Mi madre aceptó gustosa la invitación, pues le encantaba acompañar a mi padre, las pocas veces que podían salir juntos. Pero a mí, sinceramente, no me resultaba atractiva la invitación, porque creí que iba a ser una fiesta con música alemana, con comida alemana y con cerveza y vino elaborados también por los colonos alemanes. Y nada de eso me entusiasmaba en aquella época. Pero mi padre logró convencerme, cuando me contó que los que iban a amenizar la fiesta eran artistas y cantantes venidos de la capital, con una larga trayectoria, con actuaciones en fiestas y “veladas”, en Asunción y otros puntos del país.
Así fue que nos preparamos, con nuestras mejores galas, y acudimos a esa fiesta. Y la verdad, debo confesar que fue una muy buena decisión el haberme ido. Porque fue una hermosa fiesta, por toda la organización, con mesas y sillas plegables de madera, con manteles blancos, impecablemente presentados, más todo lo referente a la cena y a las bebidas, ya que -además de la cerveza y el vino de fabricación local- sirvieron unos sabrosos refrescos, también de elaboración local. Pero lo mejor de la noche fue el desfile de artistas, que cantaban con arpas y guitarras. Y todos de muy buen nivel, como me había anunciado mi padre. Pero yo creí que iba a ver en el escenario a personas mayores, con 50 o 60 años de edad, y con sombreros, ponchos, etc. Pero en su mayoría eran cantantes de entre 25 y 35 años más o menos, todos de traje y corbata. Y entre todos ellos había uno que, principalmente, me llamó la atención. Impecablemente vestido de traje negro, camisa blanca y corbata, y que además, hacía de portavoz del grupo, porque hablaba muy bien, tenía muy buena dicción y cantaba como un ángel. Por su manera fluida de hablar, yo pensé que no era paraguayo, pero él mismo, en un momento de su alocución, dijo que era paraguayo, y que estaba muy feliz de volver a su país después de estar algunos años de gira por el Brasil.

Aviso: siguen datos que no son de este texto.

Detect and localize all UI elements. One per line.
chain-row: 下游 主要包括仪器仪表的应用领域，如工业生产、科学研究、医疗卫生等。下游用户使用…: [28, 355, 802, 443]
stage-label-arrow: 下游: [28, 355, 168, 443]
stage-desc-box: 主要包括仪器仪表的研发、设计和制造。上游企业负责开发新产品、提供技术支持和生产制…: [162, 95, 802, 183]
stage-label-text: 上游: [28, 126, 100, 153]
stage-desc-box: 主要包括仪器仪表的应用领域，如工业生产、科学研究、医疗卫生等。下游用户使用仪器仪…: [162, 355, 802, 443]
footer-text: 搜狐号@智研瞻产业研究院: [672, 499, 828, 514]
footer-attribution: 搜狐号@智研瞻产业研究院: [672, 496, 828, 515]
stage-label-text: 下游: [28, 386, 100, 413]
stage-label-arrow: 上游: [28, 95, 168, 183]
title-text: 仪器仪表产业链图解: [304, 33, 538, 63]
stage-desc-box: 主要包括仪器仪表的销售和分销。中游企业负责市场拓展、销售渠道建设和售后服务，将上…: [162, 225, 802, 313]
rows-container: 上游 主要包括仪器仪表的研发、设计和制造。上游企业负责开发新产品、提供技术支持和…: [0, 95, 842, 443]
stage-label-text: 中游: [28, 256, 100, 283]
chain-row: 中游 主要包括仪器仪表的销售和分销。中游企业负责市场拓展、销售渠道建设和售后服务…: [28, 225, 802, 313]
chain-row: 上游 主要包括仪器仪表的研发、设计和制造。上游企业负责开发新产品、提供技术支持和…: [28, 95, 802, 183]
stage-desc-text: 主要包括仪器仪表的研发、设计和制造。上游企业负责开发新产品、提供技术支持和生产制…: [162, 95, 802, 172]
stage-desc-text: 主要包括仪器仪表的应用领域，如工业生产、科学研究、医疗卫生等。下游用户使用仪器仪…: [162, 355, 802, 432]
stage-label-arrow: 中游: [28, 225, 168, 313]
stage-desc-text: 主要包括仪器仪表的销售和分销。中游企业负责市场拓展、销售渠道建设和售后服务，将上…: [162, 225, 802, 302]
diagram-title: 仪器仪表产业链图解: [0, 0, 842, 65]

El patrón de mi padre, el Sr. Floss, se acercaba de tanto en tanto a nuestra mesa, a preguntarnos si estábamos bien y si no nos faltaba nada. Resultó ser mucho más amable y agradable de lo que yo me imaginaba. En esa fiesta nos encontramos también con unos tíos y unas primas, quienes. a su vez, vinieron invitados por sus respectivos patrones.
Transcurrieron las horas y aquella excelente velada artística, iba llegando a su fin. Y lo que a temprana hora era para mí una tibia noche, ya se iba volviendo muy fría, ya que no llevé ningún abrigo para el regreso. Felizmente, cuando nos estábamos retirando, nos encontramos de nuevo con mis primas, y una de ellas, Estela, me ofreció su abrigo, ya que ella llegaría muy pronto a su casa, que estaba muy cerca del local donde se realizo la fiesta.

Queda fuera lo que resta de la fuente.